蕭瑢聽了這話似很是意外,不解道:“哦?可我記得,張大人曾自稱是沈家的人?”
沈家與宸王府,可走不到一條道上。
當今陛下嫡出,只有三位。
一是魏皇后膝下宸王,二是姜皇后嫡子寧王,三,便是沈皇后所出的嫡幼子。
寧王離京,如今最有資格爭儲的便是嫡長子與嫡幼子。
張爻順自然懂蕭瑢的意思,面不改色道:“臣是曾與沈家有過合作,不過是各取所需罷了,臣只效忠于陛下,但,臣可以是郡王的人。”
這話就很有些意思了。
只效忠陛下,卻可以是宸王府的人。
蕭瑢眼里興味更濃:“張大人膽子不小,就不怕本郡王以謀逆之罪將你抓了?”
張爻順不僅沒怕,反倒是笑了笑:“臣聽憑郡王處置。”
又是一片長久的沉寂,阿禮無聲地將茶水遞給蕭瑢,蕭瑢捏著茶杯,意有所指道:“張大人起身吧,本郡王無礙,不過是受些皮肉之苦。”
這是回答了張爻順最初的問題。
張爻順眉眼微松,恭敬謝恩后起了身。
他明白,若他方才并未讓郡王滿意,郡王此時給出的便不會這個答案。
畢竟如今外界皆知,郡王遇刺重傷昏迷不醒。
能知道真相的人,只有自己人。
“郡王遇刺,大理寺這邊由臣主要負責查探,郡王可知些線索?”張爻順道。
蕭瑢想了想,道:“江湖殺手。”
“其他的,或許還得張大人親自去審。”
張爻順明白蕭瑢的意思,遂道:“是。”
弓|弩案的線索指向西北,蕭瑢才插手西北餉銀就遇刺。
既然都與西北有關,在一定程度上是可以并案調查的。
恰這時,書房外傳來動靜,是合語過來請郡王至昭和殿用晚膳。
張爻順正要拱手告退,便見蕭瑢在阿禮的攙扶下緩緩起身,淺笑著發出邀約:“今日是我的生辰,張大人既已是自己人,不如就留下一道用晚膳?”
就如同張爻順投誠一樣,這也是明郡王的誠意。
張爻順自不會拒絕:“臣之榮幸,只是今日臣來得急,未帶生辰禮...”
“不急。”蕭瑢抬手打斷他:“不過子時,生辰便未過,張大人還來得及。”
張爻順玲瓏心思,當即便明白過來,沉聲道:“是,臣定在子時前,送郡王一份賀禮。”
蕭瑢淡笑不語。
二人才出書房,等候在廊下的陸知景和蘇蘭照便迎了上來:“可算是出來了,長明你還受著傷呢,有什么事不能過兩日再說。”

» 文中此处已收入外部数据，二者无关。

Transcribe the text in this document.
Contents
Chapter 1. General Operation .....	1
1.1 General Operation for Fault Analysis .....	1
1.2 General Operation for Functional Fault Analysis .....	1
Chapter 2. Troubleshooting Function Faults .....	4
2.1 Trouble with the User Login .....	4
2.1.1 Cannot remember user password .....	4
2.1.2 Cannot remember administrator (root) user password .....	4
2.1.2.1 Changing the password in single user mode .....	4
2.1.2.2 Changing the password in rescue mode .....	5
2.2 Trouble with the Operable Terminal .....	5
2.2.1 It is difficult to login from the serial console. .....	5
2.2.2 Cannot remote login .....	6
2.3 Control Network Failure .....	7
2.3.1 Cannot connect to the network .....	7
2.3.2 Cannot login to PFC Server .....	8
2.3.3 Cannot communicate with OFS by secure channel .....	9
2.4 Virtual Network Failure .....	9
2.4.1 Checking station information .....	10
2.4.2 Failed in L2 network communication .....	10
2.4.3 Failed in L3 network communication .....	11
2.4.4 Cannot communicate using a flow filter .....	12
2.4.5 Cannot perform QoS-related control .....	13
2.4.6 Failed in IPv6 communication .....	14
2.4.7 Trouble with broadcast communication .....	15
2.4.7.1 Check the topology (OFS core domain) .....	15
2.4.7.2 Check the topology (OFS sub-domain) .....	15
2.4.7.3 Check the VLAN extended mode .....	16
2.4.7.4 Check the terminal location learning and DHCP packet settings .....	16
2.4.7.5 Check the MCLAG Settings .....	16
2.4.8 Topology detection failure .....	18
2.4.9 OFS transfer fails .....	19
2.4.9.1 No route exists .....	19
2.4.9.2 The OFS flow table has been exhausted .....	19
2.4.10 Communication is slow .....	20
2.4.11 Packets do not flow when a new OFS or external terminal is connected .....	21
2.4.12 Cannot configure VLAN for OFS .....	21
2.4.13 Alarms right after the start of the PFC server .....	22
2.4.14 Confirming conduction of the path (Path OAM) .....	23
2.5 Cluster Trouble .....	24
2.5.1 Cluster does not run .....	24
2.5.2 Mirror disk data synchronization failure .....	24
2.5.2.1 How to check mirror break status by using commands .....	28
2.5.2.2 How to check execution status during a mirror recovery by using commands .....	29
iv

蕭瑢打掉陸知景攙扶他的手:“我受傷的是腰,不是腿。”
陸知景頓時瞪大眼:“腰?呀,那還不如傷著腿呢,這傷要養多久,可會耽誤些什么。”
張爻順聞言無聲一笑。
蘇蘭照跟著湊上來打趣:“是啊,表哥傷的如何,要養多久?”
蕭瑢忍無可忍:“...滾!”
緊接著,廊下便傳來一陣爽朗的笑聲。
藍裳君子無雙,墨衣青年孤傲,堇袍公子隨性,高馬尾少年桀驁,幾人漫步在廊下,袖袍蕩漾,氣質卓然,構成一道絕美的風景,為這初春添上了濃墨重彩的一筆,也惹的府中小丫鬟挪不開眼。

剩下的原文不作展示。